Va arracher ton rêve aux angoisses du quotidien, à la misère qui recouvre tout d’une poussière irritante, grise et acide. Détache de tes dents aiguisées la viande du désir sur l’os sec et dur, contondant et mortel, d’une réalité qui te révulse, de propositions de vie qui te noient, de choix masochistes. Cou dans le collier, mains liées derrière le dos, pieds entravés. Du cuir sur ta peau fragile, du caoutchouc dans ta bouche sensible, un bandeau sur tes yeux curieux.
Le projet que l’on discerne dans ce « Bec & Ongles » est bien celui, sans doute, d’une bataille menée à bras-le-corps, de tout son être, tentative de dépassement d’une simple indignation ou d’une précoce révolte sans lendemain, en ne cachant rien toutefois des si nombreux obstacles, individuels et collectifs, qui entourent, encerclent et préemptent jusqu’à l’idée même d’un soulèvement.

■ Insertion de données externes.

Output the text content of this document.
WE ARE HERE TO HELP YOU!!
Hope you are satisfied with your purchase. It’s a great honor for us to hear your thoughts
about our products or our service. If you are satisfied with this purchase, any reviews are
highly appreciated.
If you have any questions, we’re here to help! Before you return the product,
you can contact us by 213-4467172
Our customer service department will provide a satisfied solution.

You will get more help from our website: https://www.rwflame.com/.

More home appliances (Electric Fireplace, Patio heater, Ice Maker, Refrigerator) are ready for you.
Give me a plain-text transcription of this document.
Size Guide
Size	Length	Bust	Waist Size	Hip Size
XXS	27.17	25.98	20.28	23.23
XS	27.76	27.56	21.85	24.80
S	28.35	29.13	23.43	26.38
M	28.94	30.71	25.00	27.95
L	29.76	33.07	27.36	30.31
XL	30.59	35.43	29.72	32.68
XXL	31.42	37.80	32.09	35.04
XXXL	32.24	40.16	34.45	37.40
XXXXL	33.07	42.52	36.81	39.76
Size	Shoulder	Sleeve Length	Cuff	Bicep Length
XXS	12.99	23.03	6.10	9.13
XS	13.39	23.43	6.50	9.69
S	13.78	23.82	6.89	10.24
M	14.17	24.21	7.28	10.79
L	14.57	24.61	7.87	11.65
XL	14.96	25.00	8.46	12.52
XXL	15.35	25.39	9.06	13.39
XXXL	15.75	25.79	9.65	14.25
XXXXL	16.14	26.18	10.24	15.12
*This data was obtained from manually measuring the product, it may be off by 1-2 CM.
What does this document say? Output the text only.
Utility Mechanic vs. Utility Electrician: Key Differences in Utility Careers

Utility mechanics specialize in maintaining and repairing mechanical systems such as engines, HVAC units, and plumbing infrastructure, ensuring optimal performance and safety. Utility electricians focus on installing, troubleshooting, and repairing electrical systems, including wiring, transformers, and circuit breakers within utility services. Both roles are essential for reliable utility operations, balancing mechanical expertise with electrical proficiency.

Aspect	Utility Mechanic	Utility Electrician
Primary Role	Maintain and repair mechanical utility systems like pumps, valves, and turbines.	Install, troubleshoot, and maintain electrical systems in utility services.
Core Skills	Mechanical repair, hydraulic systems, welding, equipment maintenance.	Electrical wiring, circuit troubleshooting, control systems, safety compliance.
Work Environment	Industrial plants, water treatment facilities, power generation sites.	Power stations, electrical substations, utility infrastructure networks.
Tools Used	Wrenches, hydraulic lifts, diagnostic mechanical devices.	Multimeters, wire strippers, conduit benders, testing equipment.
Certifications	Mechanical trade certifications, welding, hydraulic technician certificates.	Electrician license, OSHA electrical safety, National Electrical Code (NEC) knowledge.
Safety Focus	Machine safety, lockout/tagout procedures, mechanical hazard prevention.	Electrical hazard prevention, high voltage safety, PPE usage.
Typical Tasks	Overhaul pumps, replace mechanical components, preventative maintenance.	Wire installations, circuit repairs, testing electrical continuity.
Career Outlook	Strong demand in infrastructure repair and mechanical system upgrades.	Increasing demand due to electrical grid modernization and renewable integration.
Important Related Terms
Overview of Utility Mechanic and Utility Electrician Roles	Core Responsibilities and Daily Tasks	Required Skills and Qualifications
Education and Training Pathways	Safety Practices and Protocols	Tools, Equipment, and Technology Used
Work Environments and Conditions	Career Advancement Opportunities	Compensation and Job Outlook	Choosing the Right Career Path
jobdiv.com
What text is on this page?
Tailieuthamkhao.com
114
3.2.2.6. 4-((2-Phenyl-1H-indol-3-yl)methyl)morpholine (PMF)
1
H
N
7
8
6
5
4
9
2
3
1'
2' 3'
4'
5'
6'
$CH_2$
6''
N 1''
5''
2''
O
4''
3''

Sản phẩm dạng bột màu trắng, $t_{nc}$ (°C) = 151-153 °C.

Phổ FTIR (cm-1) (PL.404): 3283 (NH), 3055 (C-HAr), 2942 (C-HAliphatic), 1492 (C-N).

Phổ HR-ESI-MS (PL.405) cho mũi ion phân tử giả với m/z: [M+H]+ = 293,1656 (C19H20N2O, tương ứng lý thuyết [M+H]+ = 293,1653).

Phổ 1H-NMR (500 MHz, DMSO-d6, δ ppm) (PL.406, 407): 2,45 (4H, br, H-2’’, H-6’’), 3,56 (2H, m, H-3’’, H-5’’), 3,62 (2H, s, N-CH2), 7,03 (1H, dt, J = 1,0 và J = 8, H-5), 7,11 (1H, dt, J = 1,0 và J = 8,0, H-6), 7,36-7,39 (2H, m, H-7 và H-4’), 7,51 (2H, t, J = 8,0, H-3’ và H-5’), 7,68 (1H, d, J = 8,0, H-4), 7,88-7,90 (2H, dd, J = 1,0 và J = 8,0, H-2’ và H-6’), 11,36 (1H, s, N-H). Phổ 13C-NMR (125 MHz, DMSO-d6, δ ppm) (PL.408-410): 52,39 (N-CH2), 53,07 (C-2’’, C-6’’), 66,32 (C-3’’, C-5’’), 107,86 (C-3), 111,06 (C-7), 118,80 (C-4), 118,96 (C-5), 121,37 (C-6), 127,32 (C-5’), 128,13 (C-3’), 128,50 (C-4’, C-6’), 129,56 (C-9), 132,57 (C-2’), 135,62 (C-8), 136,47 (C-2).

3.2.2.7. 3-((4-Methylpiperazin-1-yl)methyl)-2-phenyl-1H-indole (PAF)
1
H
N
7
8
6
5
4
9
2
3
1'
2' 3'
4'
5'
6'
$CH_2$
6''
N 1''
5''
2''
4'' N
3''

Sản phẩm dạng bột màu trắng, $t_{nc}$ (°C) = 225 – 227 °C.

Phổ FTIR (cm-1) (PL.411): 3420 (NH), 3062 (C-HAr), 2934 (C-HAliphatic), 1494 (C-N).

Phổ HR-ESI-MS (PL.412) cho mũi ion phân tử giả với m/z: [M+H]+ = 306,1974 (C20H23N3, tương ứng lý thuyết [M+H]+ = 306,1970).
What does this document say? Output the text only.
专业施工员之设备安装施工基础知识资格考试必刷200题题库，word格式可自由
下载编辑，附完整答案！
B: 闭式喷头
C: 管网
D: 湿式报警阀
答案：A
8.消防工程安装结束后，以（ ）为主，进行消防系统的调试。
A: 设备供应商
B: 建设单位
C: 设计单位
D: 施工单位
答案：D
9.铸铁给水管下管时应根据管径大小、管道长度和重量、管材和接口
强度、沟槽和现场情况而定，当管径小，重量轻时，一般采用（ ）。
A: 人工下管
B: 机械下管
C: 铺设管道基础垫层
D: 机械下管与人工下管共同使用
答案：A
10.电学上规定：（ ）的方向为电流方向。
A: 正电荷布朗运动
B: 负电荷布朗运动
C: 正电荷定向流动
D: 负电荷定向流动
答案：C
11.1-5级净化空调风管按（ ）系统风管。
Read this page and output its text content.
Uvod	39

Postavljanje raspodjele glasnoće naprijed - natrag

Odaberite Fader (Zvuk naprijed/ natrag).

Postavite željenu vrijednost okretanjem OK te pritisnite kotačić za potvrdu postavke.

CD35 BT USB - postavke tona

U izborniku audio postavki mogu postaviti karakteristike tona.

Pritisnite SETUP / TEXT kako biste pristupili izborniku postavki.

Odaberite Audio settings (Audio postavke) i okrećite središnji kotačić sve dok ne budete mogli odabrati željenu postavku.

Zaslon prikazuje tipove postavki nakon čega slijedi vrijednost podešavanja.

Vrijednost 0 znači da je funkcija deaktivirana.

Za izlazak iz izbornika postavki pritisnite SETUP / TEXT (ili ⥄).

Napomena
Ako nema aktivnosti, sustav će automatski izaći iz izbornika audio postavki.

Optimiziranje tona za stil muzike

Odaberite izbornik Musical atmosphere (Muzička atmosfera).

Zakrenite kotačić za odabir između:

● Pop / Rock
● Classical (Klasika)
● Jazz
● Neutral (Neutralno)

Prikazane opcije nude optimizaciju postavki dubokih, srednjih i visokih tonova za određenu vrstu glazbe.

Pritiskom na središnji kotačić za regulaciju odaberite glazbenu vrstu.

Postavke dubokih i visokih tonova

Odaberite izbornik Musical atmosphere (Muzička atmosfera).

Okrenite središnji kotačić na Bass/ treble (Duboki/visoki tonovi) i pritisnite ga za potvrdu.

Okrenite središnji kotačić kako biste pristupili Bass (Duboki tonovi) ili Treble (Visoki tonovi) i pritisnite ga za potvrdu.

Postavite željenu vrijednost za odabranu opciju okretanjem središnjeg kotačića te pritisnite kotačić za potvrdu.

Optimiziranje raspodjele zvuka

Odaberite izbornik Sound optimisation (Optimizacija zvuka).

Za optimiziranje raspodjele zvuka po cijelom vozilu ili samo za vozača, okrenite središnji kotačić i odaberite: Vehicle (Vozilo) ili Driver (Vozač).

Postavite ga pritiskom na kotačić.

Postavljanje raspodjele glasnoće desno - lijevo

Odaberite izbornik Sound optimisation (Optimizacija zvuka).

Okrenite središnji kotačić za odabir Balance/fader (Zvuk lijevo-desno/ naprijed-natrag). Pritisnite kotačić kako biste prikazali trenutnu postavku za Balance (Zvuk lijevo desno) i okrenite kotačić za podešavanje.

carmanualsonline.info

La révolution, c’est par là. Deuxième à droite, continuer sur 200 mètres, prendre à gauche après l’incendie, puis quatrième droite avant le charnier, avance sur le bord des émeutes de la faim, tourne au carrefour des expulsions, traverse le fleuve de l’angoisse, la clairière de la chasse aux autres, vire sur le front, plonge dans les magouilles, ressors vers le milieu de l’apocalypse. Tu y es.
C’est en traquant dans les automatismes du langage (et l’on retrouve ici, menée depuis un angle différent, l’une des pratiques incisives chères au P.N.A. Handschin d’ « Abrégé de l’histoire de ma vie » ou de « L’énergie noire ») tous les conforts et toutes les consommations comme autant de résignations et de faiblesses minant le sursaut avant même qu’il ait commencé que Perrine Le Querrec dresse son constat analytique et néanmoins brûlant.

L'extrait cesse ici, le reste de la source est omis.